2
votes

I'm trying to create and export a stream of synthetic data using Dataflow, Pub/Sub, and BigQuery. I followed the synthetic data generation instructions using the following schema:

{
    "id": "{{uuid()}}",
    "test_value": {{integer(1,50)}}
}

The schema is in a file gs://my-folder/my-schema.json. The stream seems to be running correctly - I can export from the corresponding Pub/Sub topic to a GCS bucket using the "Export to Cloud Storage" template.
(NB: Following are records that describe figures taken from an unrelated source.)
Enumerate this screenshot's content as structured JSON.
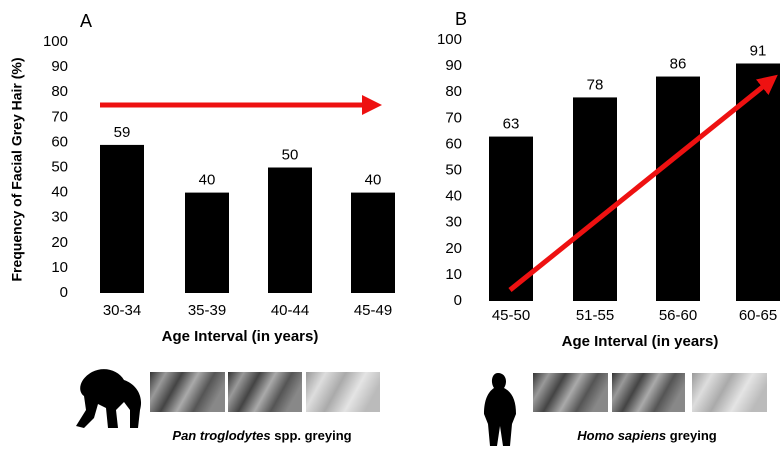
{
  "chart_data": [
    {
      "type": "bar",
      "title": "A",
      "ylabel": "Frequency of Facial Grey Hair (%)",
      "xlabel": "Age Interval (in years)",
      "categories": [
        "30-34",
        "35-39",
        "40-44",
        "45-49"
      ],
      "values": [
        59,
        40,
        50,
        40
      ],
      "color": "#000000",
      "ylim": [
        0,
        100
      ],
      "yticks": [
        0,
        10,
        20,
        30,
        40,
        50,
        60,
        70,
        80,
        90,
        100
      ],
      "caption_species": "Pan troglodytes",
      "caption_rest": "spp. greying"
    },
    {
      "type": "bar",
      "title": "B",
      "xlabel": "Age Interval (in years)",
      "categories": [
        "45-50",
        "51-55",
        "56-60",
        "60-65"
      ],
      "values": [
        63,
        78,
        86,
        91
      ],
      "color": "#000000",
      "ylim": [
        0,
        100
      ],
      "yticks": [
        0,
        10,
        20,
        30,
        40,
        50,
        60,
        70,
        80,
        90,
        100
      ],
      "caption_species": "Homo sapiens",
      "caption_rest": "greying"
    }
  ]
}
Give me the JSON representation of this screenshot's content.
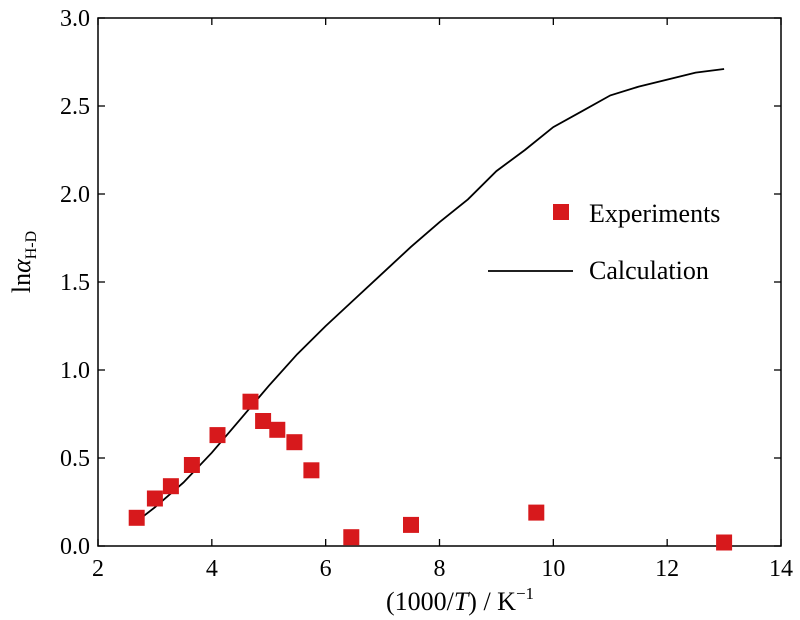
{
  "chart_data": {
    "type": "scatter",
    "xlabel_parts": [
      "(1000/",
      "T",
      ") / K",
      "−1"
    ],
    "ylabel_parts": [
      "ln",
      "α",
      "H-D"
    ],
    "xlim": [
      2,
      14
    ],
    "ylim": [
      0.0,
      3.0
    ],
    "xticks": [
      2,
      4,
      6,
      8,
      10,
      12,
      14
    ],
    "xtick_labels": [
      "2",
      "4",
      "6",
      "8",
      "10",
      "12",
      "14"
    ],
    "yticks": [
      0.0,
      0.5,
      1.0,
      1.5,
      2.0,
      2.5,
      3.0
    ],
    "ytick_labels": [
      "0.0",
      "0.5",
      "1.0",
      "1.5",
      "2.0",
      "2.5",
      "3.0"
    ],
    "legend_position": "center-right",
    "series": [
      {
        "name": "Experiments",
        "kind": "marker",
        "color": "#d7191c",
        "x": [
          2.68,
          3.0,
          3.28,
          3.65,
          4.1,
          4.68,
          4.9,
          5.15,
          5.45,
          5.75,
          6.45,
          7.5,
          9.7,
          13.0
        ],
        "y": [
          0.16,
          0.27,
          0.34,
          0.46,
          0.63,
          0.82,
          0.71,
          0.66,
          0.59,
          0.43,
          0.05,
          0.12,
          0.19,
          0.02
        ]
      },
      {
        "name": "Calculation",
        "kind": "line",
        "color": "#000000",
        "x": [
          2.68,
          3.0,
          3.5,
          4.0,
          4.5,
          5.0,
          5.5,
          6.0,
          6.5,
          7.0,
          7.5,
          8.0,
          8.5,
          9.0,
          9.5,
          10.0,
          10.5,
          11.0,
          11.5,
          12.0,
          12.5,
          13.0
        ],
        "y": [
          0.14,
          0.22,
          0.36,
          0.53,
          0.72,
          0.91,
          1.09,
          1.25,
          1.4,
          1.55,
          1.7,
          1.84,
          1.97,
          2.13,
          2.25,
          2.38,
          2.47,
          2.56,
          2.61,
          2.65,
          2.69,
          2.71
        ]
      }
    ]
  }
}
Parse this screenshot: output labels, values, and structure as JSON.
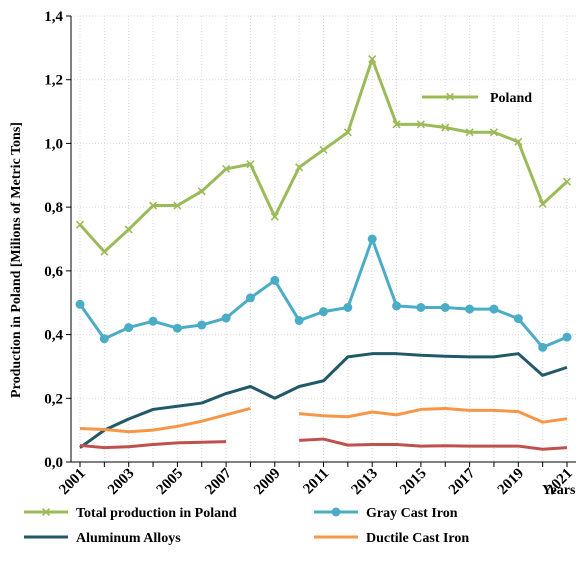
{
  "chart_data": {
    "type": "line",
    "title": "",
    "xlabel": "Years",
    "ylabel": "Production in Poland [Milions of Metric Tons]",
    "x": [
      2001,
      2002,
      2003,
      2004,
      2005,
      2006,
      2007,
      2008,
      2009,
      2010,
      2011,
      2012,
      2013,
      2014,
      2015,
      2016,
      2017,
      2018,
      2019,
      2020,
      2021
    ],
    "x_tick_labels": [
      "2001",
      "2003",
      "2005",
      "2007",
      "2009",
      "2011",
      "2013",
      "2015",
      "2017",
      "2019",
      "2021"
    ],
    "ylim": [
      0,
      1.4
    ],
    "y_tick_labels": [
      "0,0",
      "0,2",
      "0,4",
      "0,6",
      "0,8",
      "1,0",
      "1,2",
      "1,4"
    ],
    "grid": true,
    "annotations": [
      "Poland"
    ],
    "series": [
      {
        "name": "Total production in Poland",
        "color": "#9bbb59",
        "marker": "x",
        "values": [
          0.745,
          0.66,
          0.73,
          0.805,
          0.805,
          0.85,
          0.92,
          0.935,
          0.77,
          0.925,
          0.98,
          1.035,
          1.265,
          1.06,
          1.06,
          1.05,
          1.035,
          1.035,
          1.005,
          0.81,
          0.88
        ]
      },
      {
        "name": "Gray Cast Iron",
        "color": "#4bacc6",
        "marker": "circle",
        "values": [
          0.495,
          0.387,
          0.422,
          0.442,
          0.42,
          0.43,
          0.452,
          0.515,
          0.57,
          0.444,
          0.472,
          0.485,
          0.7,
          0.49,
          0.485,
          0.485,
          0.48,
          0.48,
          0.45,
          0.36,
          0.392
        ]
      },
      {
        "name": "Aluminum Alloys",
        "color": "#215968",
        "marker": "none",
        "values": [
          0.045,
          0.1,
          0.135,
          0.165,
          0.175,
          0.185,
          0.215,
          0.237,
          0.2,
          0.237,
          0.255,
          0.33,
          0.34,
          0.34,
          0.335,
          0.332,
          0.33,
          0.33,
          0.34,
          0.272,
          0.297
        ]
      },
      {
        "name": "Ductile Cast Iron",
        "color": "#f79646",
        "marker": "none",
        "values": [
          0.105,
          0.102,
          0.095,
          0.1,
          0.112,
          0.128,
          0.148,
          0.168,
          null,
          0.152,
          0.145,
          0.142,
          0.157,
          0.148,
          0.165,
          0.168,
          0.162,
          0.162,
          0.158,
          0.125,
          0.136
        ]
      },
      {
        "name": "",
        "color": "#c0504d",
        "marker": "none",
        "values": [
          0.052,
          0.045,
          0.048,
          0.055,
          0.06,
          0.062,
          0.064,
          null,
          null,
          0.068,
          0.072,
          0.053,
          0.055,
          0.055,
          0.05,
          0.051,
          0.05,
          0.05,
          0.05,
          0.04,
          0.045
        ]
      }
    ],
    "legend": [
      "Total production in Poland",
      "Gray Cast Iron",
      "Aluminum Alloys",
      "Ductile Cast Iron"
    ]
  }
}
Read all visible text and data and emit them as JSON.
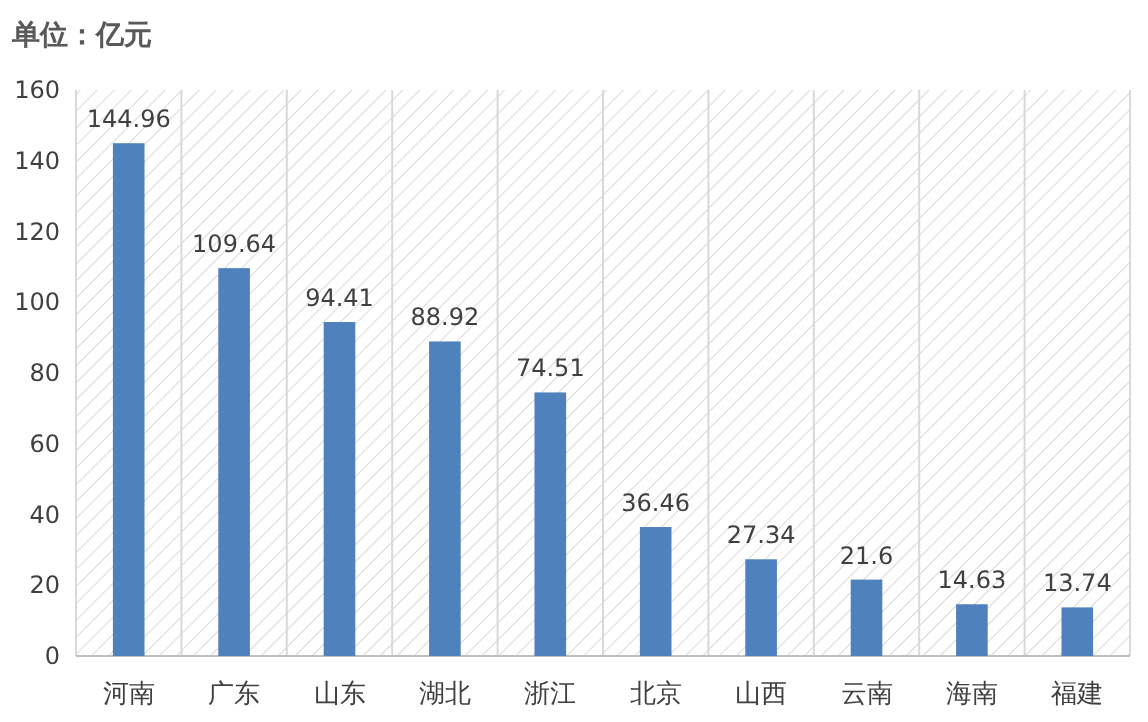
{
  "chart_data": {
    "type": "bar",
    "ylabel": "单位：亿元",
    "categories": [
      "河南",
      "广东",
      "山东",
      "湖北",
      "浙江",
      "北京",
      "山西",
      "云南",
      "海南",
      "福建"
    ],
    "values": [
      144.96,
      109.64,
      94.41,
      88.92,
      74.51,
      36.46,
      27.34,
      21.6,
      14.63,
      13.74
    ],
    "color": "#4f81bd",
    "ylim": [
      0,
      160
    ],
    "yticks": [
      0,
      20,
      40,
      60,
      80,
      100,
      120,
      140,
      160
    ],
    "grid": "x",
    "data_labels": true
  }
}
When I try to use the "Export to BigQuery" template, I keep getting this error:

Request failed with code 400, performed 0 retries due to IOExceptions, performed 0 retries due to unsuccessful status codes, HTTP framework says request can be retried, (caller responsible for retrying): https://bigquery.googleapis.com/bigquery/v2/projects/<my-project>/datasets/<my-dataset>/tables/<my-table>/insertAll.
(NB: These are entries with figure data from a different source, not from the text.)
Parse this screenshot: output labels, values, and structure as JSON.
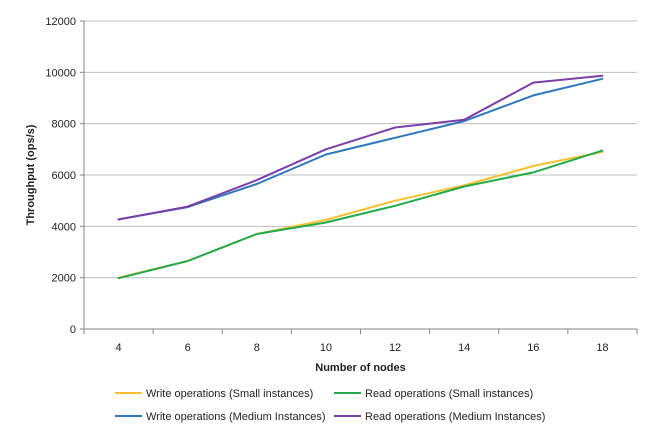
{
  "chart_data": {
    "type": "line",
    "title": "",
    "xlabel": "Number of nodes",
    "ylabel": "Throughput (ops/s)",
    "categories": [
      "4",
      "6",
      "8",
      "10",
      "12",
      "14",
      "16",
      "18"
    ],
    "ylim": [
      0,
      12000
    ],
    "yticks": [
      0,
      2000,
      4000,
      6000,
      8000,
      10000,
      12000
    ],
    "grid": true,
    "legend_position": "bottom",
    "series": [
      {
        "name": "Write operations (Small instances)",
        "color": "#f5c12e",
        "values": [
          2000,
          2650,
          3700,
          4250,
          5000,
          5600,
          6350,
          6900
        ]
      },
      {
        "name": "Read operations (Small instances)",
        "color": "#22aa4c",
        "values": [
          1980,
          2650,
          3700,
          4150,
          4800,
          5550,
          6100,
          6950
        ]
      },
      {
        "name": "Write operations (Medium Instances)",
        "color": "#2e78c0",
        "values": [
          4270,
          4750,
          5650,
          6800,
          7450,
          8100,
          9100,
          9750
        ]
      },
      {
        "name": "Read operations (Medium Instances)",
        "color": "#7a3fa8",
        "values": [
          4270,
          4770,
          5800,
          7000,
          7850,
          8150,
          9600,
          9870
        ]
      }
    ]
  }
}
Before starting the export job, I created an empty table <my-project>:<my-dataset>.<my-table> with fields that match the JSON schema above:

id          STRING  NULLABLE    
test_value  INTEGER NULLABLE    

I have outputTableSpec set to <my-project>:<my-dataset>.<my-table>.

1
You use the legacy BQ table description. Did you try with standard format? project.dataset.tableguillaume blaquiere
If I try that, the UI shows an error Value must be of the form: ".+:.+\..+" and doesn't allow me to run the job.zack

1 Answers

4
votes

If the BQ table name is given in the form project:dataset.table, then there cannot be any hyphens in the table string. I was using my-project.test.stream-data-102720 when I got the code 400 error. Creating a new table my-project.test.stream_data_102720 and re-running the job with the new name fixed the problem.